= Piano Concerto (Unsuk Chin) =

Composition by Unsuk Chin

Unsuk Chin's Piano Concerto was composed between 1996 and 1997 on a commission from the BBC for the BBC National Orchestra of Wales. The piece was first performed by the pianist Rolf Hind and the BBC National Orchestra of Wales conducted by Mark Wigglesworth at St David's Hall, Cardiff, on 6 June 1997.

==Composition==
The concerto has a duration of roughly 25 minutes and is cast in four numbered movements. The work is scored for solo piano and a large orchestra comprising two flutes (2nd doubling piccolo), two oboes (2nd doubling cor anglais), two clarinets, two bassoons, two horns, two trumpets, two trombones, tuba, two-to-three percussionists, celesta, harp, mandolin, and strings.

==Reception==
The Piano Concerto has received a mostly positive reception from music critics. Reviewing a recording of the work performed by Sunwook Kim and the Seoul Philharmonic Orchestra conducted by Myung-whun Chung, Arnold Whittall of Gramophone observed, "The Piano Concerto owes an explicit debt to her teacher, Ligeti, but it also represents a gesture of independence. Its coruscating toccatas and interlocking rhythmic patterns acquire a distinctive luminosity in structures that constantly evolve and threaten disorientation, only to find new ways of suggesting stability.
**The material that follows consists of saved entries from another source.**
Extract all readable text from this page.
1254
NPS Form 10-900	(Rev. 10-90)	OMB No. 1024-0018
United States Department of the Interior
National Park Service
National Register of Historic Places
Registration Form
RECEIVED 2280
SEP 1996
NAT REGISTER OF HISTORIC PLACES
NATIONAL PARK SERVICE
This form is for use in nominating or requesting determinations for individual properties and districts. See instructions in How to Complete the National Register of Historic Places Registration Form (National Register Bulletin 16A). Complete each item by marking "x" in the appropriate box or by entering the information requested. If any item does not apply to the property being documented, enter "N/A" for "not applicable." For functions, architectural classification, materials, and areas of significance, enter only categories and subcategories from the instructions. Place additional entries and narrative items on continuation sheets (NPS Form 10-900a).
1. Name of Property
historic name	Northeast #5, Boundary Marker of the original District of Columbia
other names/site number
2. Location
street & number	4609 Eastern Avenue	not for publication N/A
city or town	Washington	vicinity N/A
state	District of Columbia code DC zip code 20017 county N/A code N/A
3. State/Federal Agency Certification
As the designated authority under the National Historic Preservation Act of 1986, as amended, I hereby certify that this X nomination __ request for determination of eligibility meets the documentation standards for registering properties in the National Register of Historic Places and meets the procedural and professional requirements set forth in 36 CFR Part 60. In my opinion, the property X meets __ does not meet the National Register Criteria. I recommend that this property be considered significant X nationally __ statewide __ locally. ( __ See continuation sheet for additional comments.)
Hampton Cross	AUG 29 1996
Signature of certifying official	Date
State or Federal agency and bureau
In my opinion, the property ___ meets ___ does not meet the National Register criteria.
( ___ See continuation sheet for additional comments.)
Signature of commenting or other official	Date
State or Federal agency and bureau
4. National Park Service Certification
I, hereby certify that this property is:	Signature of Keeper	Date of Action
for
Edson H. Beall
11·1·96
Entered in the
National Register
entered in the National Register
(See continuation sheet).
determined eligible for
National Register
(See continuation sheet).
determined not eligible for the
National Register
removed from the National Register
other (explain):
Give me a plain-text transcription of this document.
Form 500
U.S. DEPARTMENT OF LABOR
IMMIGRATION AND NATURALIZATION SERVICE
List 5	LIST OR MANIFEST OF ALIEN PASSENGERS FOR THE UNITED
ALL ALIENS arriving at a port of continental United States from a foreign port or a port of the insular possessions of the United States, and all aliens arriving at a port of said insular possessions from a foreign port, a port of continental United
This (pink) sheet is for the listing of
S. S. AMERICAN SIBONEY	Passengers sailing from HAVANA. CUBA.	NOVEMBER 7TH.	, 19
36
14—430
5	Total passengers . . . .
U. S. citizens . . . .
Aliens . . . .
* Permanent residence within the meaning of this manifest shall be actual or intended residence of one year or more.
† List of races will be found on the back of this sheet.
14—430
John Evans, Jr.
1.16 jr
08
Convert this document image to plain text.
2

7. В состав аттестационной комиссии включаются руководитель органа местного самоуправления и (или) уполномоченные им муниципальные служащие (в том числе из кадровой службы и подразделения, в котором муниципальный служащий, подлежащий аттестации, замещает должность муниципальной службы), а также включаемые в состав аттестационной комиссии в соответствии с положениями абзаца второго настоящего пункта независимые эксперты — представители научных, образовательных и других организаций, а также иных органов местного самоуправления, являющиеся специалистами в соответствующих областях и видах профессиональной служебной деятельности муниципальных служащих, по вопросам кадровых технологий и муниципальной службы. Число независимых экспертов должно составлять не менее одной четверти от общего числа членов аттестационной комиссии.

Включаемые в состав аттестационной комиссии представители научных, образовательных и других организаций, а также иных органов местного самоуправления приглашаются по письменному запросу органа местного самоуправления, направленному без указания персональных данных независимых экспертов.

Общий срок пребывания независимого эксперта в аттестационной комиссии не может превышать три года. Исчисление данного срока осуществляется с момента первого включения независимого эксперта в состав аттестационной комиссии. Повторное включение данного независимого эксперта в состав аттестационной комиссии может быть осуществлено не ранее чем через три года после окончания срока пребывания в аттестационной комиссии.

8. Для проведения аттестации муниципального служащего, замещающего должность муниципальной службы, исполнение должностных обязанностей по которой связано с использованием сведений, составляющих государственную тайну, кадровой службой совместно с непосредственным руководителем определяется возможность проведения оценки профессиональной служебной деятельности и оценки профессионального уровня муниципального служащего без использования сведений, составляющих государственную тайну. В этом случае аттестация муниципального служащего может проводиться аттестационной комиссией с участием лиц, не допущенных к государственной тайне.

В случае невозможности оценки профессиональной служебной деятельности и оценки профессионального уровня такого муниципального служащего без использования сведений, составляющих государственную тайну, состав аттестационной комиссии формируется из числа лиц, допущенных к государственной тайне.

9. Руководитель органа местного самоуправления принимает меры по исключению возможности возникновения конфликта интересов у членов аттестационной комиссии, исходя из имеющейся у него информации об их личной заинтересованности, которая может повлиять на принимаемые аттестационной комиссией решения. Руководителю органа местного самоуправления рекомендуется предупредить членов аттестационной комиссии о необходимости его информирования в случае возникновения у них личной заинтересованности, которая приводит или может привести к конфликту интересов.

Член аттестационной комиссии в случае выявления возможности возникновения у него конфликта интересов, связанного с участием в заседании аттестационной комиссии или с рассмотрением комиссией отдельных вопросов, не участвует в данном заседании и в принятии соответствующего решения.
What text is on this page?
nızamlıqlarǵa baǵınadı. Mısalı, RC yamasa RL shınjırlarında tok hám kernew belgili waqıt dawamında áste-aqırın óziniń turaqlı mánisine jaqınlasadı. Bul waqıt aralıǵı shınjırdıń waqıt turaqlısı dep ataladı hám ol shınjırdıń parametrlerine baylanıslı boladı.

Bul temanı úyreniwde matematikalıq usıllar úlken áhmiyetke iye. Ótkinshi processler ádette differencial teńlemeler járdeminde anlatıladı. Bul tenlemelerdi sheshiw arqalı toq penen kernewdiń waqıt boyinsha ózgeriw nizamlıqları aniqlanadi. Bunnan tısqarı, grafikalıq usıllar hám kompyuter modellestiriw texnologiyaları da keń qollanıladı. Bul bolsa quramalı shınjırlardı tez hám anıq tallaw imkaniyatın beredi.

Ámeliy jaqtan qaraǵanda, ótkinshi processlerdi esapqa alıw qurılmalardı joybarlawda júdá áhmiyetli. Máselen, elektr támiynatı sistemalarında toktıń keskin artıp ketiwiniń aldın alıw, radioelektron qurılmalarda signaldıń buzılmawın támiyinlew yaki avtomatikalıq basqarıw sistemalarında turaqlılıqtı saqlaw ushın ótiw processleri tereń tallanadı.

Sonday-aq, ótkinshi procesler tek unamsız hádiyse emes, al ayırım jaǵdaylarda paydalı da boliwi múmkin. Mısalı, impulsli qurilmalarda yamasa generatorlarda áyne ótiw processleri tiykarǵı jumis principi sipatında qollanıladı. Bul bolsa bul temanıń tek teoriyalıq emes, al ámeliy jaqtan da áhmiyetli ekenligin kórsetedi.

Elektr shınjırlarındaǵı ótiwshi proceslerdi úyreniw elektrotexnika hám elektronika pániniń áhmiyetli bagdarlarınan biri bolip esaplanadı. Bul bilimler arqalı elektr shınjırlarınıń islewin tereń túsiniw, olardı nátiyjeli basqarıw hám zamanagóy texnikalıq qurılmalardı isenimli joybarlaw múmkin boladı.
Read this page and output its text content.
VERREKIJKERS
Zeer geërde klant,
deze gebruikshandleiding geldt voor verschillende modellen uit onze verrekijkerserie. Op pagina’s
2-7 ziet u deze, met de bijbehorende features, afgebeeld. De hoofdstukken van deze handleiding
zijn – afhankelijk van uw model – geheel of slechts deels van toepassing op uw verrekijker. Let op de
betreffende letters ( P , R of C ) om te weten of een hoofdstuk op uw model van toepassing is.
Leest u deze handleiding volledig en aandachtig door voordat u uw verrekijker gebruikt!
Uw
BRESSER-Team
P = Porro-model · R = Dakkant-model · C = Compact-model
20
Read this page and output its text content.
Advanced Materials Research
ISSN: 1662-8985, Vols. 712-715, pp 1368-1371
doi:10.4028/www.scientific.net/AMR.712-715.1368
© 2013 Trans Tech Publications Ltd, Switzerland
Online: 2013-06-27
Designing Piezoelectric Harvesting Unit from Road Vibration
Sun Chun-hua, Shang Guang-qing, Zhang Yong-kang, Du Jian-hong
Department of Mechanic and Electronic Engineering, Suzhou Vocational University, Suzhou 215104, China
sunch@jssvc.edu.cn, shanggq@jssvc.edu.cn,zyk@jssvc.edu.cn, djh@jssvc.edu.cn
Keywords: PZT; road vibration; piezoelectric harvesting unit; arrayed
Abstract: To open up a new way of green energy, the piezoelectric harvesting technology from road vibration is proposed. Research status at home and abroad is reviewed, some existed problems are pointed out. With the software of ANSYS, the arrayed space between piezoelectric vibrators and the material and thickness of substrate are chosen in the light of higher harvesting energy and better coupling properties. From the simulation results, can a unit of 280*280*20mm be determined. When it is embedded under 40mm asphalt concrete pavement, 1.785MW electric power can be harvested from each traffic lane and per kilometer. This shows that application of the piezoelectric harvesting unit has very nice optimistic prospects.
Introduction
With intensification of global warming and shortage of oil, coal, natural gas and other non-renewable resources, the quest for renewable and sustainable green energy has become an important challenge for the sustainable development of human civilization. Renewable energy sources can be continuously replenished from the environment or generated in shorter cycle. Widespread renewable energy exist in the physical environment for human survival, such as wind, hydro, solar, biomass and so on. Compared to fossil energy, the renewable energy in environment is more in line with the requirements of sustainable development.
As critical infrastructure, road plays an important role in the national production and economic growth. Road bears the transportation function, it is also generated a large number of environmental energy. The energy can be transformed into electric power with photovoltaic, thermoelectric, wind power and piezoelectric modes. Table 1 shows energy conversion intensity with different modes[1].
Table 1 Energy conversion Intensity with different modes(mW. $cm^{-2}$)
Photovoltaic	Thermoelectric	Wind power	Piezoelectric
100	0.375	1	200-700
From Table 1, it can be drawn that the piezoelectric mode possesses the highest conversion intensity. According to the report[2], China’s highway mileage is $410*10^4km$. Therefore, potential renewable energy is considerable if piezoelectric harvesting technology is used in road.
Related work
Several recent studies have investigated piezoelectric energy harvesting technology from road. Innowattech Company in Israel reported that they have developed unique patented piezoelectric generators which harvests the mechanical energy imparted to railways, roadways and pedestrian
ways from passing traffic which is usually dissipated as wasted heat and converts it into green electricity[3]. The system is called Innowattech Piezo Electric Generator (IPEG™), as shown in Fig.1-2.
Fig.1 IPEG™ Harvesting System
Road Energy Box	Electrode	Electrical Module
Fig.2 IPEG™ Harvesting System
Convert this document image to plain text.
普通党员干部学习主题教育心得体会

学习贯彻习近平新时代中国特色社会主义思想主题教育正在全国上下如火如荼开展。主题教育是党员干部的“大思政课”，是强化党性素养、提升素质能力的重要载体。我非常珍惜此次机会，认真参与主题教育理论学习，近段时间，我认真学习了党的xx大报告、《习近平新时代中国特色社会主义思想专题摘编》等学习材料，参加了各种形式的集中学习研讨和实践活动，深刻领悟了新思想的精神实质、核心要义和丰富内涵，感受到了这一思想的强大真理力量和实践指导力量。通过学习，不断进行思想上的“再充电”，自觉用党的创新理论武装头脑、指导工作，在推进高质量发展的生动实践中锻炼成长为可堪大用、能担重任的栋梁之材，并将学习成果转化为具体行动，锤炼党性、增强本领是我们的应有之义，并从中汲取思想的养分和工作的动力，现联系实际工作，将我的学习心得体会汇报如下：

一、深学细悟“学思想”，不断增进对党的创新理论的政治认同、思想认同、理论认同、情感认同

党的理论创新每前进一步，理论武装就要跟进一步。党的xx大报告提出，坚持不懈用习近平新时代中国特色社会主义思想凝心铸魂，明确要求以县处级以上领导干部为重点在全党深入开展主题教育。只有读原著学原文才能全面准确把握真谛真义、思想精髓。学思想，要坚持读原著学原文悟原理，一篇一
The piece works well when given the kind of effortlessly precise and virtuoso interpretation from both soloist and orchestra that it receives here." Andrew Clements of The Guardian also noted similarities to the music of Ligeti, writing, "...the solo writing often seems close to that of Ligeti's Piano Studies with extra layers of orchestral decoration added, though as the soloist Sunwook Kim shows, the total effect is undeniably brilliant and effective."